Many other types of entrepreneurial activity will also be possible. As Aditya Dev Sood, CEO of the Centre for Knowledge Societies, a Bangalore-based consulting firm wrote in his 12-page 2001 guide on “How to Wire Rural India,” “information networks can become conduits that allow money to flow into the village through new kinds of non-discriminatory, clean and relatively unoppressive industries.” They could “also compensate for other kinds of infrastructure limitations. For example, if online work, trade, or payment were to become available for members of a village community, the poor quality of roads to and from that village becomes less of an obstacle to earnings and employment.” Also, with money flowing more easily into villages they could themselves finance and undertake the building of basic infrastructure including roads, adequate educational facilities, power generation, and water and sanitation systems.

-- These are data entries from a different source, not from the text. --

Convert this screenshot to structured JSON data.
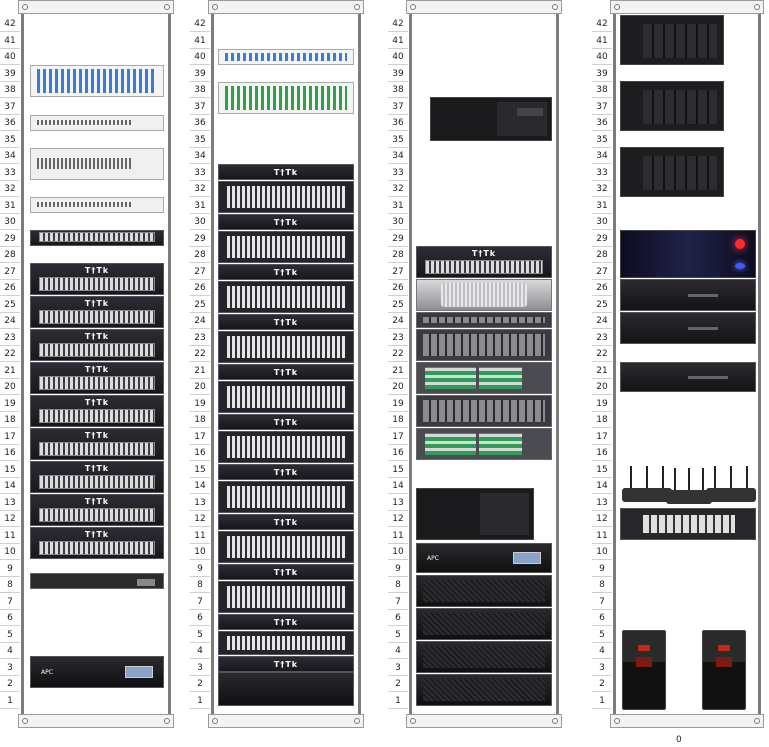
{
  "unit_labels": [
    "42",
    "41",
    "40",
    "39",
    "38",
    "37",
    "36",
    "35",
    "34",
    "33",
    "32",
    "31",
    "30",
    "29",
    "28",
    "27",
    "26",
    "25",
    "24",
    "23",
    "22",
    "21",
    "20",
    "19",
    "18",
    "17",
    "16",
    "15",
    "14",
    "13",
    "12",
    "11",
    "10",
    "9",
    "8",
    "7",
    "6",
    "5",
    "4",
    "3",
    "2",
    "1"
  ],
  "switch_logo": "T†Tk",
  "ups_brand": "APC",
  "page_number": "0"
}
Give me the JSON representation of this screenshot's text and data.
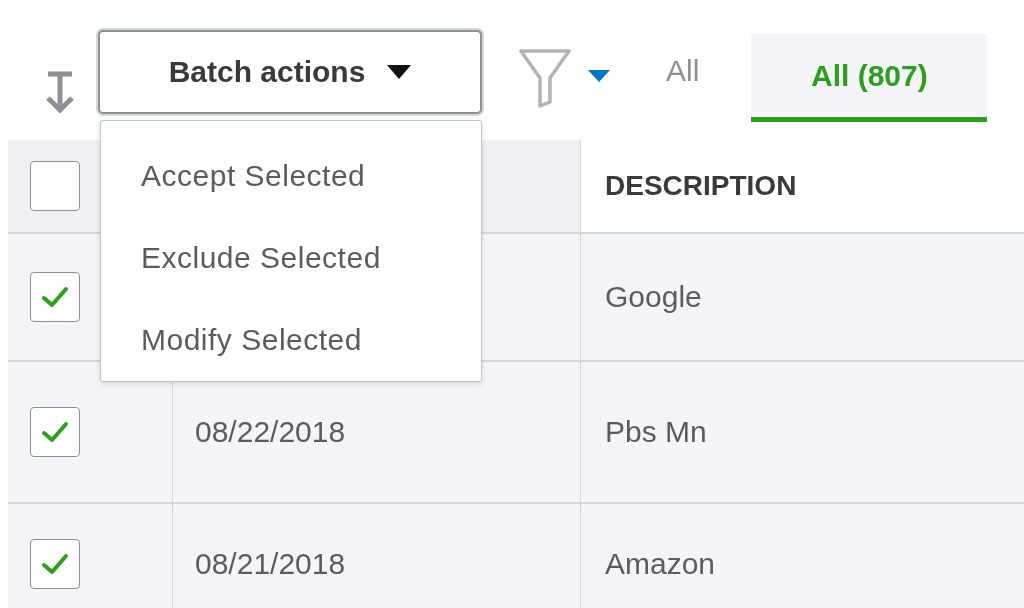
{
  "toolbar": {
    "batch_button": {
      "label": "Batch actions"
    },
    "batch_menu": {
      "expanded": true,
      "items": [
        "Accept Selected",
        "Exclude Selected",
        "Modify Selected"
      ]
    },
    "tabs": [
      {
        "label": "All",
        "selected": false
      },
      {
        "label": "All (807)",
        "selected": true
      }
    ]
  },
  "table": {
    "select_all": {
      "checked": false
    },
    "description_heading": "DESCRIPTION",
    "rows": [
      {
        "checked": true,
        "description": "Google"
      },
      {
        "checked": true,
        "date": "08/22/2018",
        "description": "Pbs Mn"
      },
      {
        "checked": true,
        "date": "08/21/2018",
        "description": "Amazon"
      }
    ]
  }
}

The vision of such development has always been constrained by the issue of who will pay to start the ball rolling. For instance, in 14 years the Pondicherry network of knowledge centres has developed only 13 spokes to the hub at Pillayarkupam. Growth has been hampered by the requirement that each village centre must be “community owned:” it must receive rent-free space and have two local volunteer “knowledge guides” (trained by the foundation). For India Post to shoulder the responsibility of making that initial investment should not be too difficult if it is able to draw on the very substantial rural development funds already in state and Central budgets.

The knowledge-centre network of India Post will bring the entire country on a shared information platform. Many of the disparities between rural and urban we now take for granted will not endure. Teacher training programmes and access to the most advanced teaching techniques and materials can radically improve the quality of rural schooling. The e-facilities of public libraries throughout the country (and indeed, throughout the world) can be hooked into the system, remedying what is now a dire national shortage of libraries. Among the major near-term benefits of these developments will be a generation of eminently employable young Indians even if their formal education does not extend to college.

In extending the network of knowledge-centre post offices to all villages India Post could expand its existing programme of public-private partnerships. In fact, much of the development described above can be financed and managed through such partnerships.

The major demand for computer hardware and language-specific content from information providers will open up a range of opportunities in that regard. (Quality control will have to become a top priority for government.) Other major sectors of private business will also benefit from the surge of rural economic activity and they should be keen to provide funding for specific initiatives such as installing solar power capacity and training of maintenance personnel.

The resulting boom in economic activity can be expected to begin closing the urban-rural gap opened up by corporate globalization. It will help slow the headlong thrust of the Indian economy into greater integration with a global system that is not only caught in a major crisis that could get much worse but is environmentally unsustainable.